Sì perché c’è una tensione particolare nella grande sala convegni dove si proiettano le slides. La tensione di chi dopo una grande nuotata è uscito dalla piscina e fissa la superficie dell’acqua ed è stanco delle tante vasche, ma non vede l’ora di tuffarsi ancora, e guarda negli occhi chi gli ha nuotato accanto, ben sapendo che la tentazione è condivisa. C’è una cittadinanza bellissima, in questa sala, e gli applausi partono spontaneamente, e noi anconetani sappiamo che gli applausi spontanei ci partono di rado, anzi una volta un cantante famoso mi disse “Pa’, ogni volta che vengo ad Ancona a suonare ho davanti sto pubblico con le braccia incrociate…” e io che non potevo dargli torto. Invece qui, dopo questo sforzo e quest’assunzione di responsabilità, le centinaia di persone che hanno partecipato hanno fatto partire applausi tutti assieme, così, dal nulla, che nemmeno s’era finito di parlare, e hanno sorriso, e hanno anche detto “noi ci siamo, quando si ricomincia, quando si continua?”.

Beh, subito.

Ci sono di sicuro tanti metodi buoni, e molti io non li conosco. Questo però è buono e fa venire la pelle d’oca per molti motivi. Prima di chiudere voglio dirne alcuni:

  • perché le persone arrivano, e si rispettano assolutamente;
  • perché il microfono non c’è, e quando c’è non è di uno, ma di tutti alla stessa maniera;
  • perché noi amministratori siamo così pieni di cose che vorremmo dire, e che vorremmo spiegare, e che vorremmo illustrare, che rischiamo a volte, in buonafede, di fare come quelli che parlano sul discorso degli altri, mentre in questo clima ci innamoriamo di nuovo del nostro primo compito: ascoltare;
  • perché i ragazzi del Comune, i funzionari, i dipendenti, i dirigenti che hanno fatto squadra su questo progetto si sono divertiti, emozionati, hanno imparato e hanno dato tanto a qualcosa che non è il solito lavoro, e lo hanno fatto davvero in maniera magnifica;
  • perché questo metodo cancella l’odiosa abitudine di parlare di “noi” e “voi” all’interno d’una collettività.

Ora, sul tavolo ho l’instant book stampato, e me lo leggo stasera.
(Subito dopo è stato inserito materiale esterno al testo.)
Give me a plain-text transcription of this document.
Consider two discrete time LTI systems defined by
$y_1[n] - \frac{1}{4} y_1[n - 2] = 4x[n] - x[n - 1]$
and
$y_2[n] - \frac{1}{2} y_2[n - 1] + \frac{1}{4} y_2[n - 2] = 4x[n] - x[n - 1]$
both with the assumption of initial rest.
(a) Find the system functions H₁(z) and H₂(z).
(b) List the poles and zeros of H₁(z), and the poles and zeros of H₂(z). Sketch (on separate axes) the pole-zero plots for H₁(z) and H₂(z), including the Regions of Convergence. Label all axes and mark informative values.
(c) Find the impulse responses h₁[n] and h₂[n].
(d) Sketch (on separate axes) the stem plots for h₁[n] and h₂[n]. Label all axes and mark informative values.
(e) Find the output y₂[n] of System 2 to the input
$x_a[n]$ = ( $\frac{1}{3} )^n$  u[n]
Poi da qui si parte, dall’incrocio con quello che si sta facendo, e soprattutto dall’insieme di persone che si sono assunte la responsabilità di esserci, e sarò la persona più felice del mondo, dato che amo questo lavoro, quando dimostrerò a chi sostiene che si tratta di uno specchietto per le allodole che, invece, è un metodo adottato, e che lui, ahimé, non c’era, ma pazienza, ci saranno molte, molte occasioni ancora di partecipare.